As Nações Unidas provaram, mais uma vez, que não conseguem proteger civis, como aconteceu no Ruanda, no Sudão e em muitos outros países.

Eu esperava que toda a gente ia morrer e que ninguém ia intervir. Mas nós tínhamos que fazer alguma coisa. Não podíamos ficar parados.
Marta Vidal: E então, a sua primeira ação foi tentar mobilizar a comunidade? O que é que fez?
Hadi Pir: Sabíamos que não podíamos ficar sentados em casa sem fazer nada, mas as coisas ainda não eram claras. Toda a gente estava chocada. A comunidade inteira estava em choque. Organizámos uma outra concentração em Lincoln, mas não foi bem-sucedida. Por isso, decidimos ir para Washington D.C. 

No dia 4 de Agosto, Hadi escreveu no Facebook: “Estamos a planear ir a Washington.”

Reservou uma carrinha de 15 lugares. Algumas horas depois, mais de 50 yazidis queriam juntar-se a ele. Reservou mais quatro carrinhas e, na manhã do dia 5, agarrou no volante liderando a caravana rumo à capital. Escreveu “Casa Branca” no Google Maps e deixou que o GPS do seu telemóvel o guiasse. 

Na viagem de quase 2000 quilómetros, Hadi e os seus amigos começaram a pensar num plano. Se conseguissem uma reunião com oficiais americanos, o que é que lhes iam dizer? Como é que os podiam convencer a intervir, quando o presidente Obama tinha sido eleito com a promessa de que as tropas americanas iam sair do Iraque? Que propostas podiam fazer para tentar salvar quem estava preso nas montanhas? 

Encontraram-se com mais de cem outros yazidis que viajaram de outros estados americanos e do Canadá.
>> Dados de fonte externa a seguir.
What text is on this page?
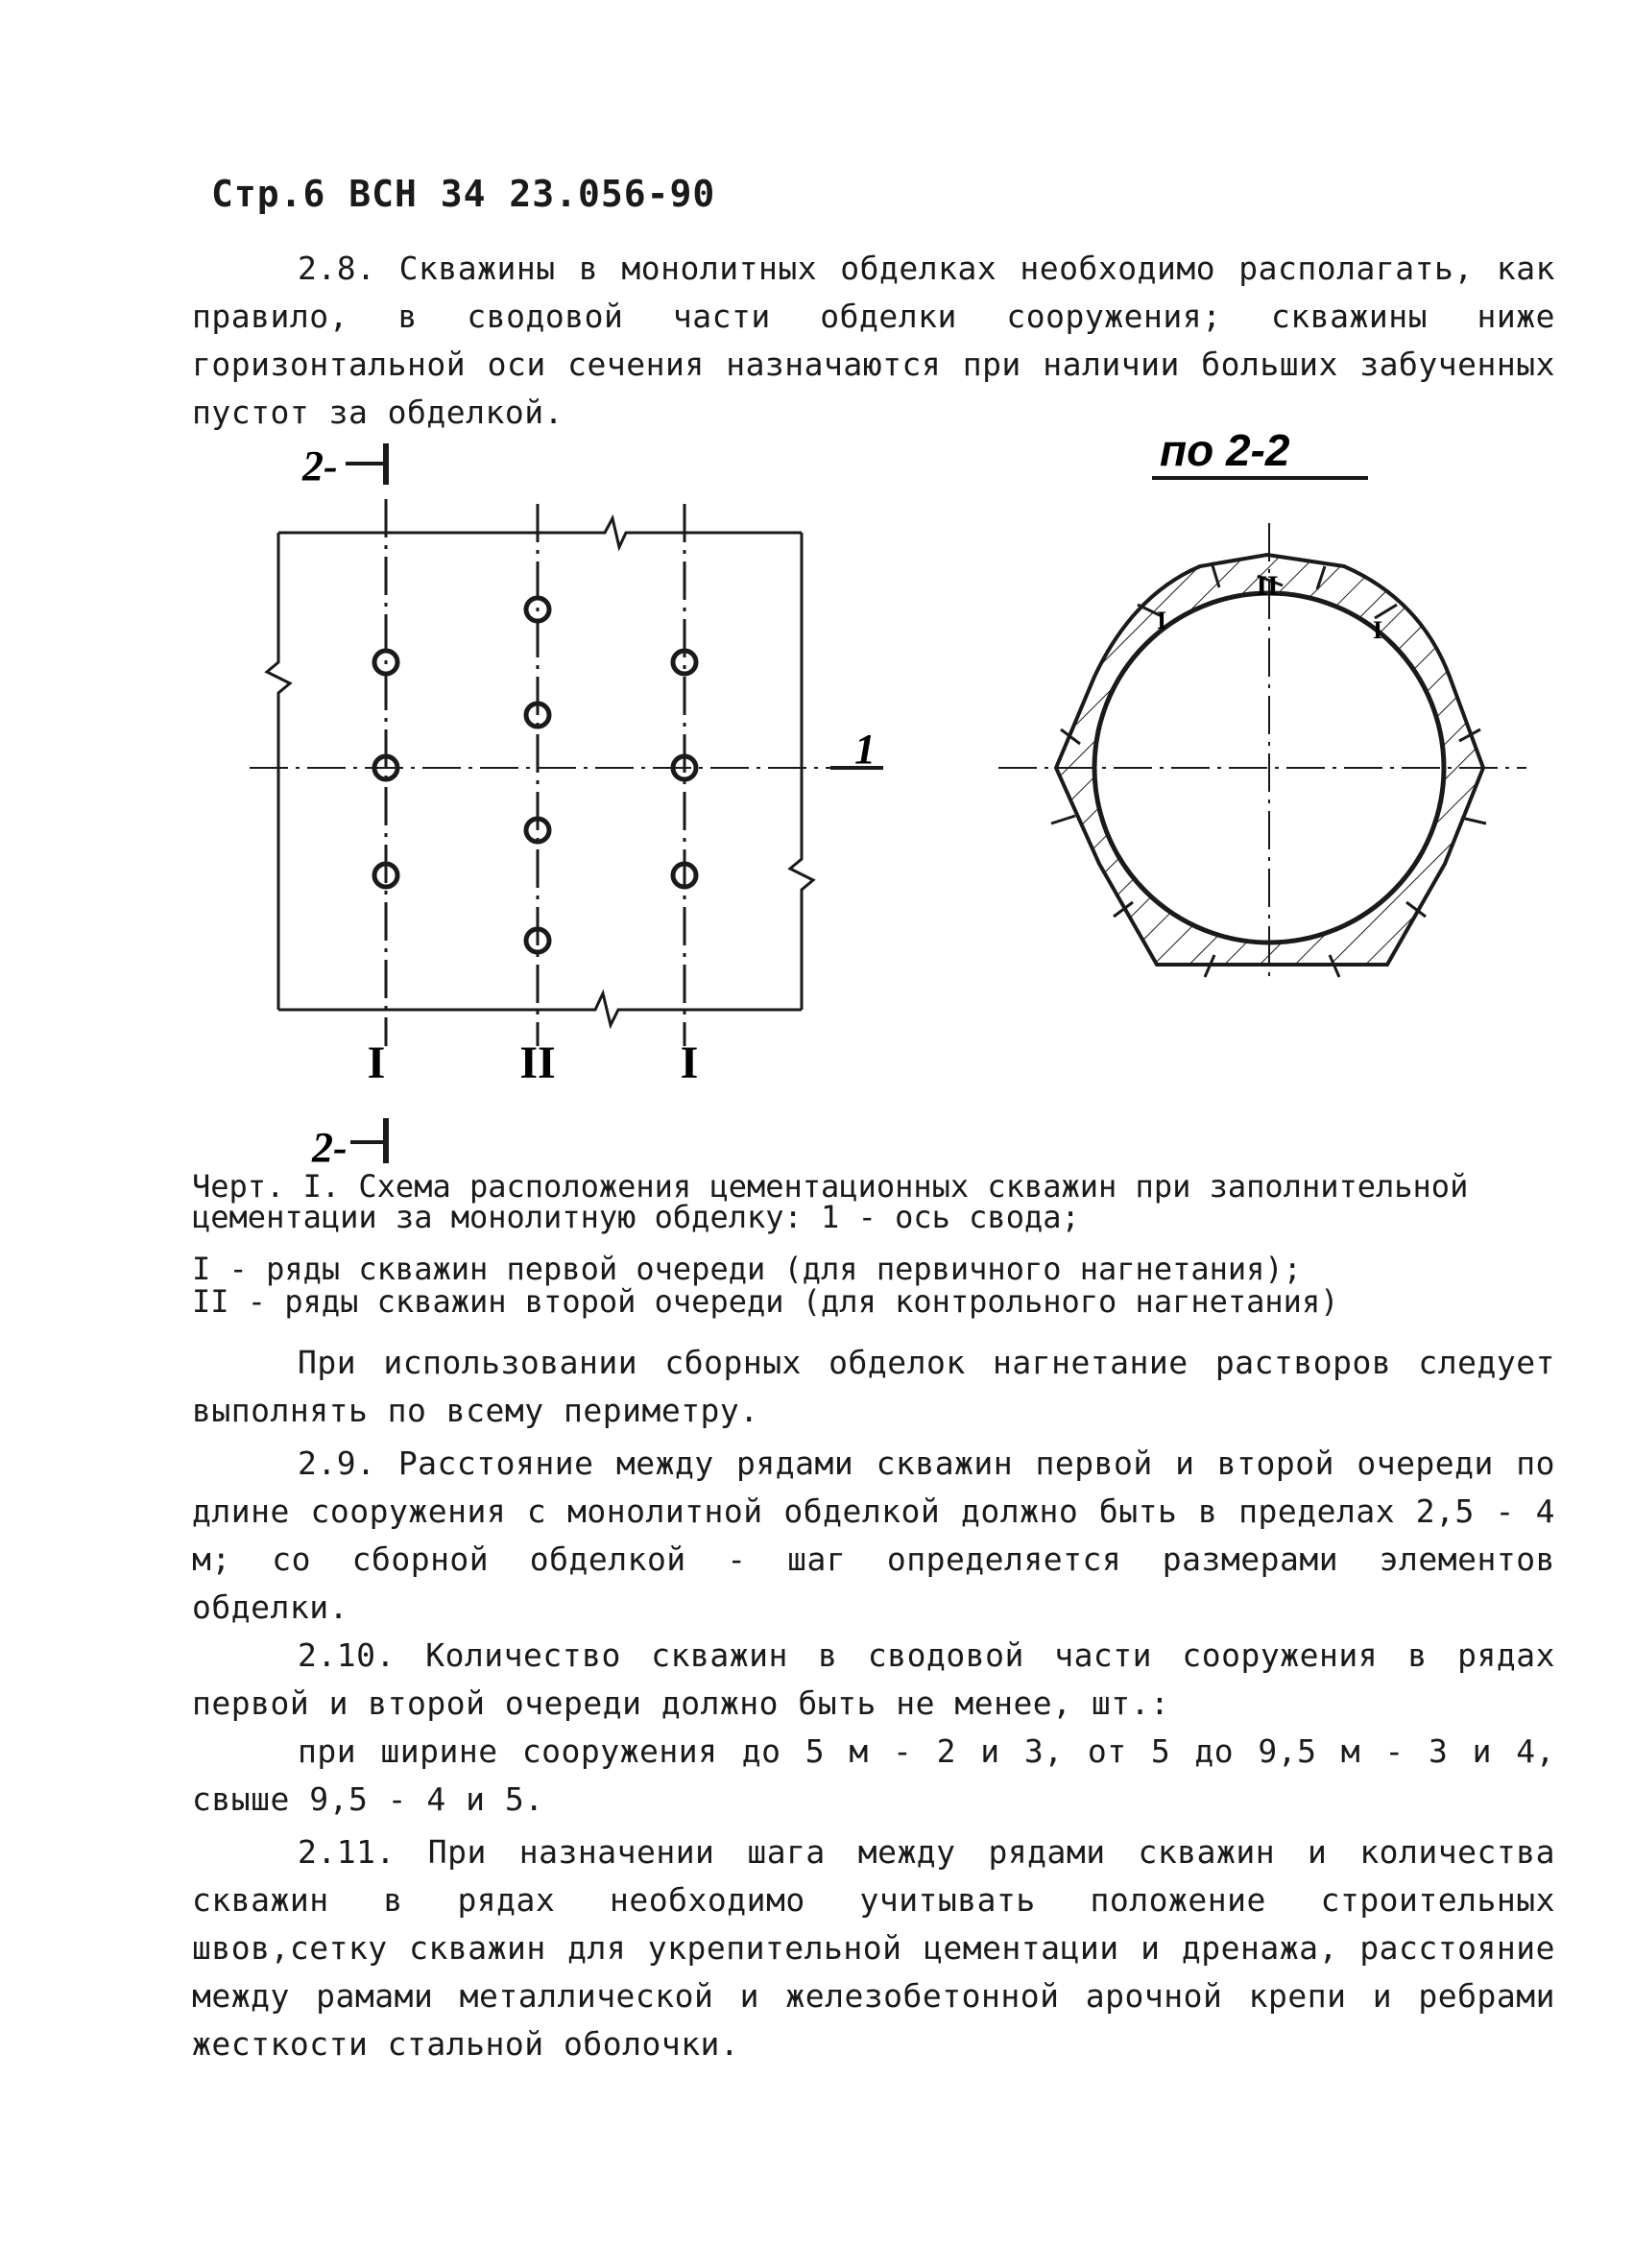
Стр.6 ВСН 34 23.056-90

2.8. Скважины в монолитных обделках необходимо располагать, как правило, в сводовой части обделки сооружения; скважины ниже горизонтальной оси сечения назначаются при наличии больших забученных пустот за обделкой.

2-
2-
1
I	II	I
по 2-2
II
I	I

Черт. I. Схема расположения цементационных скважин при заполнительной цементации за монолитную обделку: 1 - ось свода;

I - ряды скважин первой очереди (для первичного нагнетания);

II - ряды скважин второй очереди (для контрольного нагнетания)

При использовании сборных обделок нагнетание растворов следует выполнять по всему периметру.

2.9. Расстояние между рядами скважин первой и второй очереди по длине сооружения с монолитной обделкой должно быть в пределах 2,5 - 4 м; со сборной обделкой - шаг определяется размерами элементов обделки.

2.10. Количество скважин в сводовой части сооружения в рядах первой и второй очереди должно быть не менее, шт.:

при ширине сооружения до 5 м - 2 и 3, от 5 до 9,5 м - 3 и 4, свыше 9,5 - 4 и 5.

2.11. При назначении шага между рядами скважин и количества скважин в рядах необходимо учитывать положение строительных швов,сетку скважин для укрепительной цементации и дренажа, расстояние между рамами металлической и железобетонной арочной крепи и ребрами жесткости стальной оболочки.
Um grupo com contactos no Congresso americano conseguiu marcar uma reunião com o Gabinete de Democracia, Direitos Humanos e Trabalho do Departamento de Estado, no dia 7 de agosto. Falaram sobre os familiares que já tinham sido assassinados pelo Daesh, das mulheres e crianças raptadas, da destruição de lugares sagrados e aldeias e das terríveis condições nas montanhas. 

Hadi explicou a situação no terreno e várias hipóteses de como o exército americano podia intervir: com ataques aéreos a alvos do Daesh, com o lançamento de ajuda humanitária, ou através do armamento e apoio militar a grupos no terreno, como os curdos, para que pudessem abrir um corredor humanitário e salvar os cerca de 40 mil yazidis presos nas montanhas. 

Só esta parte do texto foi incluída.